Biglietto unico euro 5 a persona con prenotazione su eventbrite
Ore 11.30
Cedro della Villa
Fragmentation
Concept e performance di Christophe Al Haber
produzione Beirut Physical Lab
La domanda di partenza è: “Cosa c’è che non va in me?” La risposta a questa domanda sta in Fragmentation, un assolo che esplora la disconnessione e la ricostruzione del corpo, il suo rapporto con se stesso e con lo spazio. Attraverso un lavoro preciso su tensione muscolare, dimensioni, orientamento e schemi di movimento, il corpo si scompone e si ricompone, rivelando le sue potenzialità espressive. Il gesto si frammenta per ritrovare un’unità nuova, diversa, necessaria. Al Haber sperimenta le possibilità di movimento del corpo tra controllo e instabilità, attraverso azioni semplici e ripetute che a volte diventano imprevedibili: una danza tra staticità e movimento dinamico, selvatico. Opera prima dell’autore, la creazione è iniziata durante il programma intensivo Beiroot Bodies 3 del Beirut Physical Lab e si è ampliato attraverso una residenza al MACAM in Libano a fine 2024. Lo spettacolo debutta al Festival Danza Urbana nell’ambito della sezione NUOVI SGUARDI grazie alla collaborazione con i partner del neonato network Solidarity in Motion.
Ancestral Echoes
Ideazione e danza di Samer Zaher
Co-creazione Bassam Abu Diab
Produzione Beirut Physical Lab
Questa creazione emerge da un corpo inteso come archivio, luogo di memoria, di rottura.

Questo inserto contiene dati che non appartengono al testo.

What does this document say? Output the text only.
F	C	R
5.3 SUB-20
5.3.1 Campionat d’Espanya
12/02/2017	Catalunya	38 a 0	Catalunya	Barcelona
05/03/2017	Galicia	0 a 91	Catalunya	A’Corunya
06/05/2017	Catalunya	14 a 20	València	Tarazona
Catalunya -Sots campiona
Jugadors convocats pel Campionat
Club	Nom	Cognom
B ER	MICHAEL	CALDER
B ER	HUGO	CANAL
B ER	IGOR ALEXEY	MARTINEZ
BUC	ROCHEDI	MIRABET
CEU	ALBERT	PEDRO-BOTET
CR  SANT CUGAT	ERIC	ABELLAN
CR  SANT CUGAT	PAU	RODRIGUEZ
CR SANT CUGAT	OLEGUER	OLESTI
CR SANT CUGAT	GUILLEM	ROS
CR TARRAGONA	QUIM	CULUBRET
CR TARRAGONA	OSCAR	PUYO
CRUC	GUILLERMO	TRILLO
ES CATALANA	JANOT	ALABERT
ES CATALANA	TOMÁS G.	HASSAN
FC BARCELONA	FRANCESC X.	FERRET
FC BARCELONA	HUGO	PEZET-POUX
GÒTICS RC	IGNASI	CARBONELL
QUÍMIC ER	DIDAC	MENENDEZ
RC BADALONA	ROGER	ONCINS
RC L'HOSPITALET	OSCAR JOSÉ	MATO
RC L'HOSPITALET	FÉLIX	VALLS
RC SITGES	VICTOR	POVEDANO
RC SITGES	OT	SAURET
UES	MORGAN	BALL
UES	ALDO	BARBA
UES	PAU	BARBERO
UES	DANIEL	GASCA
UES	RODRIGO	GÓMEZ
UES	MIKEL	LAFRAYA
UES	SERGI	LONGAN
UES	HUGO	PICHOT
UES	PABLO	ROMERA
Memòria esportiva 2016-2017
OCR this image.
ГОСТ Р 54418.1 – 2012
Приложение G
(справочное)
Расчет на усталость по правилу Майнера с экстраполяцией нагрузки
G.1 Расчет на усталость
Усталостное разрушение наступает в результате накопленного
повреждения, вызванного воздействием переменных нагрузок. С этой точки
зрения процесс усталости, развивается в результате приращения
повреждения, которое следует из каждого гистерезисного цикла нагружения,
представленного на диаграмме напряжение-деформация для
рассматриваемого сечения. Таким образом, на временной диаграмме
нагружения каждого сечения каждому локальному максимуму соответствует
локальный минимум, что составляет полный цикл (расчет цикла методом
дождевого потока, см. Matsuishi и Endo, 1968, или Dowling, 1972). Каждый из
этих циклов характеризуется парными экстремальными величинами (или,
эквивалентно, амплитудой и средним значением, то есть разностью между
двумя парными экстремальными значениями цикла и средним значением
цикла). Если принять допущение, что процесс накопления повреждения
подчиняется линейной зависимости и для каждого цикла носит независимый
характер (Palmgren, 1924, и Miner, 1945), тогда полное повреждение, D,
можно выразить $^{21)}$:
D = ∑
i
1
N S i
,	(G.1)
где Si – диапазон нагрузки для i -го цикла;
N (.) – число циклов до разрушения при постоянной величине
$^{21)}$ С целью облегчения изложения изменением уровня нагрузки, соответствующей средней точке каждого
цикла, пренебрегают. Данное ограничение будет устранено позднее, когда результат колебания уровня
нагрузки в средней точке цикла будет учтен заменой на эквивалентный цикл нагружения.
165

Non inizia con le risposte, bensì con l’assenza: un corpo orfano, una parola staccata dal suo significato, un volto letto attraverso la lente dell’alterità. Samer Zaher indaga il modo in cui i sistemi di potere cercano di definire, confinare e classificare l’identità: attraverso il genere, la nazionalità, la razza e il linguaggio. La sua pratica di movimento resiste a queste strutture ritornando alla cruda fisicità del corpo, che diventa spazio per re-immaginare l’identità al di là delle etichette imposte. Il lavoro attinge a un vocabolario ibrido di Dabke, Bollywood, Voguing, Baladi, Dancehall, danza contemporanea e teatro fisico. Queste forme non sono riprodotte come rappresentazioni culturali, ma piuttosto vengono decostruite e ricomposte, trattate come frammenti instabili attraverso i quali il corpo parla nei propri termini. Distorcendo queste tradizioni, Zaher interroga il pubblico su ciò che potrebbe vedere a prima vista, e mette in discussione l’idea stessa di autenticità e purezza culturale. Una performance che abbraccia la molteplicità, la frammentazione e la contraddizione, non come fonti di confusione, ma come luoghi di possibilità radicale.